Ulla Wiggen, Magnetiskt Minne, 1968
Ulla Wiggen: Visionary Machineries
Jul 8 – Aug 26, 2023
Galerie Buchholz
Berlin, Germany

Galerie Buchholz presents Visionary Machineries, their second solo exhibition by the Swedish artist Ulla Wiggen (b. 1942). The exhibition brings together new paintings from the artist’s series depicting human irises (2016-ongoing) with a selection of early works from the 1960s.

In 1963, Ulla Wiggen started to make meticulous gouache paintings on gauze depicting electronic components, circuit boards, and the insides of computers. Although rendered with a quasi-objective accuracy and loosely based on real components, her diagrammatic representations are, in fact, fantastical interpretations; from a technical standpoint, the circuits are incoherent and non-functional. A few years later, Wiggen began using acrylic paints on panels and slowly increased the size of her works. But despite these changes in scale and medium, her content remained firmly within the sphere of technological portraiture.

Toward the end of the 1960s, the character of her painting changed. The motif of the closed circuit was replaced with renditions of receiving entities, including a radio tower, a radar screen, a number board, and finally a sphinx, all framed against a blue sky. Sfinx (1969), shown here for the first time since 1974, occupies a pivotal position between her early works and the numerous portraits in open landscapes that she produced thereafter. In these later compositions, figures tend to be pushed to the edge of the painting, with their bodies mostly outside the frame. Their near-disappearance foreshadow Wiggen’s own retreat from her artistic career, which lasted from the mid-1970s until 2012, when her work was included in the exhibition Ghosts in the Machine at the New Museum in New York.

This rediscovery prompted Ulla Wiggen to resume painting publicly again, and since then she has continued to shift her focus from the circuitry of computers to the inner mechanics of human bodies. The most recent articulation of this shift are the Iris paintings, a series of variations on the theme of the human iris, laboriously painted on circular panels. As the gateway for visual information, the iris occupies a liminal position between the inside body and the outside world. Much like the sphinx in its function as a guardian, it is at once a metaphor for, and an expression of, the concept of the threshold.

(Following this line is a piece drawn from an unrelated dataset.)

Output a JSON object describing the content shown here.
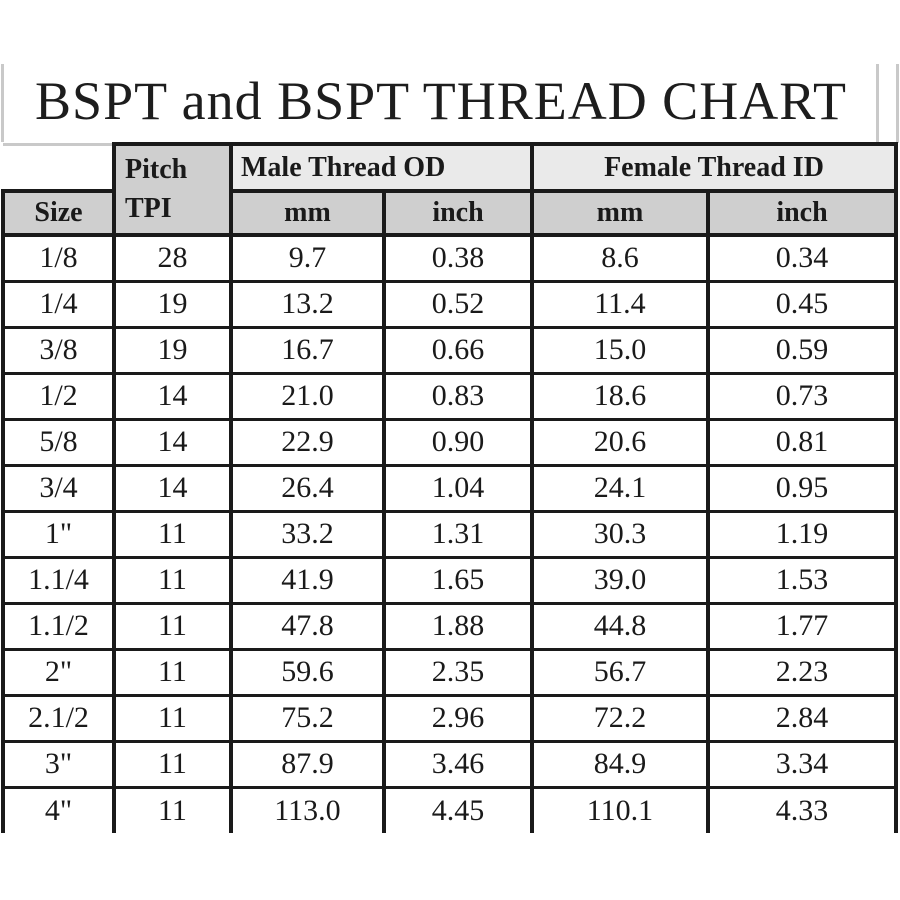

Ulla Wiggen took part in the landmark 1968 exhibition Cybernetic Serendipity curated by Jasia Reichardt at the ICA London. That same year, she had self-organized the first exhibition of her work at Galerie Prisma ICA London in Stockholm. In the following years she participated in various exhibitions, mainly in Sweden and the Nordic countries, before withdrawing from the art field to focus on her practice as a psychotherapist. The 2012 exhibition at the New Museum, curated by Massimiliano Gioni, was followed by the 2013 exhibition of her 1960s paintings at Moderna Museet, Stockholm. In recent years, she has participated in numerous international group exhibitions, including Electronic Superhighway, Whitechapel Gallery, London (2016), The Policemans Beard is Half Constructed: Art and the Age of Artificial Intelligence, Kunstverein, Bonn (2017), Vista View, curated by Caleb Considine, Galerie Buchholz, New York (2019), the 59th Venice Biennale: Milk of Dreams (2022), Worlds of Networks, Centre Pompidou, Paris (2022), Party for Öyvind, Museum Tinguely, Basel and Sven-Harrys Konstmuseum, Stockholm (2022). In February 2024, Ulla Wiggen will have a survey exhibition of her work at Fridericianum in Kassel.